/ 22 May 1998

SA’s one-day wonders bait England

Neil Manthorp Cricket

The first Texaco Trophy one-day international was played on Thursday. The squad now travels in their luxury coach (with microwave, kettle, fridge and toilet) to Old Trafford, Manchester, and Headingley, Leeds, for the second and third matches on Saturday and Sunday.

Although the smart money is on South Africa to win, it is an unavoidable reality that Hansie Cronje and Bob Woolmer’s (predictable) assertions that England are a strong and talented one-day squad are true.

They do deserve respect, especially at home. And especially at the beginning of the season when they are fresh and have not been grinding through a silly, crowded domestic season. Alistair Brown once scored a double century in the domestic Sunday League (40 overs). That is scary. Captain Adam Holliake, Matthew Fleming, Mark Ealham, Chris Lewis and the spinners, Robert Croft and Ashley Giles, are perfectly suited to limited-overs cricket. They can bowl straight and hit straighter. But man-for-man, South Africa are better. Quite a bit better.

And the one thing South Africa can always rely on is the impact,

and influence, of Jonty Rhodes.

Over the years his team mates have become used to “Jonty mania”, especially on the subcontinent where he is a demigod folk hero. English fans reckon they have a couple of pretty useful fielders of their own. But they had forgotten how good Rhodes is. Gasps of astonishment have come faster here than almost anywhere else.

If South Africa wins the first one-day international, Rhodes surely will have played a significant part. That’s something worth betting on.

The rarest phenomenon in sport is for one of its participants to be recognised, during his or her playing career, as one of the greats.

Rarer still for them to be acknowledged as a ground-breaker, someone who changed the rules, set new standards and made others re-examine their long-held views and approaches to competition.

Having said all that, none of the men who form the engine-room of South Africa’s one-day team are yet recognised as such.

But let’s look at Rhodes. Batting as low as he does, every aspect of his career batting record is outstanding. In 131 matches he has scored 3E173 runs at an average of 33.40 and a strike rate of 76.88 runs per 100 balls. His highest score is 121.

Those figures would command an automatic place in any nation’s one- day line-up . and we haven’t even considered the real reason that he is an automatic choice for South Africa.
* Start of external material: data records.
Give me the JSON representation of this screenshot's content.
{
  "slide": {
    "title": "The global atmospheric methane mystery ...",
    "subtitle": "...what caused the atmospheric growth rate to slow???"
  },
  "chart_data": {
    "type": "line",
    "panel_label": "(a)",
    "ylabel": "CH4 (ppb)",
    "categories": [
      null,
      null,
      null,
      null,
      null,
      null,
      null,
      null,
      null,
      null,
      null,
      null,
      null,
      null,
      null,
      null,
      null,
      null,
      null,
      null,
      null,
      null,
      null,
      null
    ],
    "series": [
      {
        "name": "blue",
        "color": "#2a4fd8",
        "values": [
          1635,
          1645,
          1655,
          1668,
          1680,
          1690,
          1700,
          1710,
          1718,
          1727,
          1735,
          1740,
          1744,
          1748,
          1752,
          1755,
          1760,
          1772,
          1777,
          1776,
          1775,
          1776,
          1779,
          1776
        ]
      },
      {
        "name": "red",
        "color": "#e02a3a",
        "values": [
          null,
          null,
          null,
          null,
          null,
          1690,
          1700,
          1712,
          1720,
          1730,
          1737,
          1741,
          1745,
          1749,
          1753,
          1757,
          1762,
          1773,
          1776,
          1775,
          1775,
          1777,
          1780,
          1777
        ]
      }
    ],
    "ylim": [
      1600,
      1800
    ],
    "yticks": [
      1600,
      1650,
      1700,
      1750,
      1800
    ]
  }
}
Many close observers of the international game believe that Rhodes will be spoken of by the next generation, and the generation after that, in the same reverential tones that Colin Bland is spoken about today.

Four years ago, on a stinking hot day in the Brabourne stadium in Bombay, South Africa played the West Indies in the Hero Cup.

It was so hot that Daryll Cullinan was forced to retire with heat exhaustion and dehydration when he had made 70. Rhodes entered the record books for a different reason. He held five catches.

In 1 324 one-day games since this form of the competition began, that has only ever been done once.

There are two important things to note. Firstly, Rhodes has the ninth best “strike rate” in terms of catches held per match. And secondly, far more significantly, he is the only non- specialist slip fielder on the entire list.

The point is debatable of course, everything is in cricket, but as far as statistics are concerned this presents a reasonable case to propose that Rhodes is the best outfielder that one-day cricket has ever seen.

Sadly, there appears to be no way of recording, without committing a month of one’s life to research, how many run-outs the little man has been responsible for.

In 131 games, the number, according to a survey of senior team- mates, seems to rest between 30 and 35. Rhodes himself is less specific. “A couple,” he ventured.